Il piazzale della Cittadella regionale di Catanzaro si è trasformato questa mattina nel teatro di una mobilitazione carica di simbolismo. Indossando maschere bianche per rappresentare l’invisibilità a cui si sentono condannati, i dipendenti di Konecta R hanno manifestato per denunciare un’incertezza occupazionale che sta per trasformarsi in un dramma sociale. Al centro della disputa vi sono i 74 lavoratori ex Lap, rimasti esclusi dalla cassa integrazione e con i contratti in scadenza il prossimo 18 maggio. Una condizione di precarietà estrema che colpisce un comparto, quello della digitalizzazione, che nelle premesse avrebbe dovuto rappresentare il fiore all’occhiello dell’innovazione in Calabria.
Il fallimento della programmazione politica
Al fianco dei manifestanti sono scesi in campo i consiglieri regionali Elisabetta Barbuto del Movimento 5 Stelle ed Enzo Bruno, capogruppo di Tridico Presidente. Entrambi hanno puntato il dito contro la gestione dei fondi pubblici e la mancanza di una visione strutturale capace di tutelare i livelli occupazionali. Secondo gli esponenti dell’opposizione, la crisi attuale non è frutto di una congiuntura imprevista, ma di una precisa responsabilità di chi governa i processi economici della regione.
“Qui non siamo di fronte a un problema tecnico, ma a una responsabilità politica – affermano Barbuto e Bruno – Parliamo di un progetto finanziato con risorse pubbliche importanti, che doveva garantire lavoro stabile e che invece oggi produce precarietà ed esclusione. Non è accettabile”. Per i due consiglieri, la vertenza Konecta rappresenta un paradosso in cui l’investimento pubblico, anziché generare sicurezza, finisce per alimentare nuove forme di emarginazione lavorativa.

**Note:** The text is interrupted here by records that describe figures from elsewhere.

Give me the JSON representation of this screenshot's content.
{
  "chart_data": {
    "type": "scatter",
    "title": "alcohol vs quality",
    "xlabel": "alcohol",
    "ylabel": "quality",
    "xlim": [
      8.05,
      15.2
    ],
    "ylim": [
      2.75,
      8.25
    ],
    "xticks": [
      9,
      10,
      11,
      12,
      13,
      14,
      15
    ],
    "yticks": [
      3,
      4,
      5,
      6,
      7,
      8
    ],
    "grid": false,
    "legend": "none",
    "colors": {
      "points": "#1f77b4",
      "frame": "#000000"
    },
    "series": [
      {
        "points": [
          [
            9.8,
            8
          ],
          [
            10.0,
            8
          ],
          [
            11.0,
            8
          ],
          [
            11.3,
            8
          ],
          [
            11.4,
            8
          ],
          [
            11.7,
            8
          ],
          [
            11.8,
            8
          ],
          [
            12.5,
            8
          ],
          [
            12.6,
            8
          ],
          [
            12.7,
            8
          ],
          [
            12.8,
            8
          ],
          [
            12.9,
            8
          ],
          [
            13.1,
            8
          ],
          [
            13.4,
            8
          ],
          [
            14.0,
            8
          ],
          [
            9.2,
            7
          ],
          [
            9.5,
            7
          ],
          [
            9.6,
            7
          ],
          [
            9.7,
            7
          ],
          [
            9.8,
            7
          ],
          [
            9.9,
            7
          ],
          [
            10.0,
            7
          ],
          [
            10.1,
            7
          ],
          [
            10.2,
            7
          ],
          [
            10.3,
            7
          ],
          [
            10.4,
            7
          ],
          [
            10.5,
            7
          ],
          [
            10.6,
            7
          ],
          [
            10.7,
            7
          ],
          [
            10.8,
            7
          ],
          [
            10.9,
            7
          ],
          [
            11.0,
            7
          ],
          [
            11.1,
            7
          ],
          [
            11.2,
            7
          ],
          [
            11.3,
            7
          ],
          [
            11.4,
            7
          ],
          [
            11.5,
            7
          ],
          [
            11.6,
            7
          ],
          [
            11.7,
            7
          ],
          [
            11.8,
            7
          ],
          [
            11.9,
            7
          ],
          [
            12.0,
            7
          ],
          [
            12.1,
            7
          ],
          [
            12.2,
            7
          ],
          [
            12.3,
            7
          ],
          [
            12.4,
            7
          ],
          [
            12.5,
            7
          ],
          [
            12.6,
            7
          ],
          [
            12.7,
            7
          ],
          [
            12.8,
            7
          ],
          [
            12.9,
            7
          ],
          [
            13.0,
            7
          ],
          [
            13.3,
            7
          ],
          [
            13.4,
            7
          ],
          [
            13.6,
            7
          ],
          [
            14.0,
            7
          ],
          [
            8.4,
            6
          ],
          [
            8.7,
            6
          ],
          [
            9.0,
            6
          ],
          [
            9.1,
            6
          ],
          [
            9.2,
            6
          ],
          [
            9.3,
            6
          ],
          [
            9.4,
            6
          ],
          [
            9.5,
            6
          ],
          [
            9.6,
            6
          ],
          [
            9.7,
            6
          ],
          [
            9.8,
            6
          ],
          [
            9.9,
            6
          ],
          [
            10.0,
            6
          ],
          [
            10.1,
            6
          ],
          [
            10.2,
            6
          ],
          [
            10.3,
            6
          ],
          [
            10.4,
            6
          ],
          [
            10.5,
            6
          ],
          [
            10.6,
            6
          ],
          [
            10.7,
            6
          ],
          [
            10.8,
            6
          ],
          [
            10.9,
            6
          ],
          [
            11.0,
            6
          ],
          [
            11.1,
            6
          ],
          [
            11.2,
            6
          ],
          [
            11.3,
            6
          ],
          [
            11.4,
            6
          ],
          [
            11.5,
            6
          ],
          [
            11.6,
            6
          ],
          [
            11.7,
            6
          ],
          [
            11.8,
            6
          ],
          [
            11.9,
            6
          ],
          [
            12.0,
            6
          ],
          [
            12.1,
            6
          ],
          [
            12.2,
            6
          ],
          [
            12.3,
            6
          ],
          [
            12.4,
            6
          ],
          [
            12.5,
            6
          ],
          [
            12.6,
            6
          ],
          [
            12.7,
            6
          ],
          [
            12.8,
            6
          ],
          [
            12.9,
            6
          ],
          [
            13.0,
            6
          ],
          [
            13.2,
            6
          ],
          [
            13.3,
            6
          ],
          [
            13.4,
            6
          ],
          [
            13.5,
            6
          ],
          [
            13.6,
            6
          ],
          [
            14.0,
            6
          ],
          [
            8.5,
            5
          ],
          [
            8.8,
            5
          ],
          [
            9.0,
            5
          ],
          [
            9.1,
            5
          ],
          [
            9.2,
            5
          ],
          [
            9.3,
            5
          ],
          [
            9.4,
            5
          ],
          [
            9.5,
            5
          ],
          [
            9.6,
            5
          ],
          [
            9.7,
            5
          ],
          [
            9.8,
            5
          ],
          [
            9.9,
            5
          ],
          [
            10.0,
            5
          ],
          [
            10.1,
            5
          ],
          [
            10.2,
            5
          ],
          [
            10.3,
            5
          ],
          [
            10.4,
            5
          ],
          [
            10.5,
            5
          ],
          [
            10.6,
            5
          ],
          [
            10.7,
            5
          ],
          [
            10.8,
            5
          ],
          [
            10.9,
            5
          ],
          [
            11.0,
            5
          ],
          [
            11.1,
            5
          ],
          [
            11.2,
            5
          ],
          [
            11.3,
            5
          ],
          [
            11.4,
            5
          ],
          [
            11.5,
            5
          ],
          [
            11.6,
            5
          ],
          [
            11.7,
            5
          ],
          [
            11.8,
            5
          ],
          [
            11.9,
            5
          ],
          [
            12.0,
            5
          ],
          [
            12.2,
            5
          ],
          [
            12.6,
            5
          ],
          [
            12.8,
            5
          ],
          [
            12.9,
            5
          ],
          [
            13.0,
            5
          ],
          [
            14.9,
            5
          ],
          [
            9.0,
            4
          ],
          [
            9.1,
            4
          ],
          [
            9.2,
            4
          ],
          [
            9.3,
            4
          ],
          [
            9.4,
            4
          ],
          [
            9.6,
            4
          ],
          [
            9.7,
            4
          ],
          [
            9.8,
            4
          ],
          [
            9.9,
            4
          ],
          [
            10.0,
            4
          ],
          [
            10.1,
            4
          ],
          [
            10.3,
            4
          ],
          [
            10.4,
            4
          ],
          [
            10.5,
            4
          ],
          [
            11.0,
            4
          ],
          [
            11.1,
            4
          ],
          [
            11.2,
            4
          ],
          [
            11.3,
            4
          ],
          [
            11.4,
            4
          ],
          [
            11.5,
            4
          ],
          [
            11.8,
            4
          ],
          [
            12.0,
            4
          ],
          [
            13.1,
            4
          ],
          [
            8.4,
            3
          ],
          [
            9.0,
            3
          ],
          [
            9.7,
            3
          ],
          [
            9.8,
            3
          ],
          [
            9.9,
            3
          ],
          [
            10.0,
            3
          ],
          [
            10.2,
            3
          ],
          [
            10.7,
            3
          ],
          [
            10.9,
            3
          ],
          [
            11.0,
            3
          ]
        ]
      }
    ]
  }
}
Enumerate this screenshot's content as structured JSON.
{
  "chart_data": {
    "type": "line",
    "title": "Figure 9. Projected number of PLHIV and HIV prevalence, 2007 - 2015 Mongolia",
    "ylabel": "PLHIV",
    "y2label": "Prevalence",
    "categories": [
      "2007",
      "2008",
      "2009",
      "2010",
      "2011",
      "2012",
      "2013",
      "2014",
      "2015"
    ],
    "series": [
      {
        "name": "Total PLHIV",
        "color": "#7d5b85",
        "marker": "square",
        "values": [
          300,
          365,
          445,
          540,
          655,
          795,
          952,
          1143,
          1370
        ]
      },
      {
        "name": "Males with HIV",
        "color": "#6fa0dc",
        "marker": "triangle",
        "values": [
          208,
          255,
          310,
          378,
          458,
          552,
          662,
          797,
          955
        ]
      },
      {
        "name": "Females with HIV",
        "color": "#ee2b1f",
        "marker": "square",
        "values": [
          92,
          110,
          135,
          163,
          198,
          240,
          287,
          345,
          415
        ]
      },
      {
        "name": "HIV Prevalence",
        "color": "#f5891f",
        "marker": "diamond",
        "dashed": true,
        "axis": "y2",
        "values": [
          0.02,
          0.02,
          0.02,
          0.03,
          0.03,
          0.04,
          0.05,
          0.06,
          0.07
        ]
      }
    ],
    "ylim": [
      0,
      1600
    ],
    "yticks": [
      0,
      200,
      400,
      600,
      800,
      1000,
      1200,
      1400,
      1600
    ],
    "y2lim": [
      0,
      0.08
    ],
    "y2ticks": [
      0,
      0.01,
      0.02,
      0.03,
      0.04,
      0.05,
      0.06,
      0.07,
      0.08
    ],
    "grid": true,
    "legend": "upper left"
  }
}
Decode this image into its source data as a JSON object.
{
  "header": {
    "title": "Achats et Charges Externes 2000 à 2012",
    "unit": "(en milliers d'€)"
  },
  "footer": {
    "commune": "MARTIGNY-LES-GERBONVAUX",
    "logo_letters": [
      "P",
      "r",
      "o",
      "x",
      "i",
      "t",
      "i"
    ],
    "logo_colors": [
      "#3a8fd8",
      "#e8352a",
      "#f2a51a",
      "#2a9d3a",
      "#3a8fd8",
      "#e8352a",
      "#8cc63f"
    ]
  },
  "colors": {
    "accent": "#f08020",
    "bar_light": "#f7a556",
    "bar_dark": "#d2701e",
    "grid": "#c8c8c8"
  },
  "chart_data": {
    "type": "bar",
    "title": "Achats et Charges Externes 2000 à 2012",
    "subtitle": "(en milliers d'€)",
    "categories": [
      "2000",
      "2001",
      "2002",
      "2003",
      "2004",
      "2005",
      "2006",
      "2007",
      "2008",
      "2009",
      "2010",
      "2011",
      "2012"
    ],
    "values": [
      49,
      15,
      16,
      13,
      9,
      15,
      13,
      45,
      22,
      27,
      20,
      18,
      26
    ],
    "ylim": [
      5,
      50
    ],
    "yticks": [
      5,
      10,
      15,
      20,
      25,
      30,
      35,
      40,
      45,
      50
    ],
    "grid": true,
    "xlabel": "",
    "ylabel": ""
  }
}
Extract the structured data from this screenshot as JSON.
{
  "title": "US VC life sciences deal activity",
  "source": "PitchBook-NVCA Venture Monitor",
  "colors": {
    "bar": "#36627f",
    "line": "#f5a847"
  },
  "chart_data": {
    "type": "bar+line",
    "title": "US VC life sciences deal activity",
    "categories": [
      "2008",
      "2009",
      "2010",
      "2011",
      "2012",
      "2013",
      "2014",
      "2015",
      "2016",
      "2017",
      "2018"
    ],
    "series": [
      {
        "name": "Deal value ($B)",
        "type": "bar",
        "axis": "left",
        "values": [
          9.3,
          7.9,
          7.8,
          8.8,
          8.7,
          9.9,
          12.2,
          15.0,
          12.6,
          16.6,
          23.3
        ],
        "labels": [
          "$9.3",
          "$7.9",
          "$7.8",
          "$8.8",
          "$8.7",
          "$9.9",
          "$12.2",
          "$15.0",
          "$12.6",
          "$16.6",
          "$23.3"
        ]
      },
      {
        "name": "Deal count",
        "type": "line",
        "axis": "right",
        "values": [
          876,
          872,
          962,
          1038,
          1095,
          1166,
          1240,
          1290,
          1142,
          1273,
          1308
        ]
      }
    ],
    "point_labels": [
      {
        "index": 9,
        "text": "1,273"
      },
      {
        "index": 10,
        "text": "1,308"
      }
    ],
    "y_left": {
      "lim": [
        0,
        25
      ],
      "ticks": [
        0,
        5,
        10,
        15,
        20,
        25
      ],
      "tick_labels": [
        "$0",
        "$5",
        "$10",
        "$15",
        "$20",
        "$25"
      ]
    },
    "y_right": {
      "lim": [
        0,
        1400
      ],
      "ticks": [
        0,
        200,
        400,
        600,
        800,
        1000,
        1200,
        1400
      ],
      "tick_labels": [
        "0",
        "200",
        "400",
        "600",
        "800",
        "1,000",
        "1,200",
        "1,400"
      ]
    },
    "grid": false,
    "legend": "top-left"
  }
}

La richiesta di risposte immediate e strutturali
La mobilitazione di oggi non punta solo alla sopravvivenza immediata, ma esige un cambio di passo nella gestione delle politiche del lavoro calabresi. Barbuto e Bruno hanno ribadito che la dignità dei lavoratori non può essere subordinata a calcoli di bilancio o lungaggini burocratiche. Il timore è che la scadenza del 18 maggio possa segnare il punto di non ritorno per decine di nuclei familiari.
“Queste persone – proseguono Barbuto e Bruno – non possono essere trattate come un effetto collaterale. Hanno lavorato, hanno contribuito a questo progetto e oggi chiedono solo una cosa: dignità. La politica deve dare risposte, non rinviare”. In un comparto delicato come quello della digitalizzazione, la perdita di professionalità già formate rappresenterebbe un ulteriore danno per l’intero territorio regionale.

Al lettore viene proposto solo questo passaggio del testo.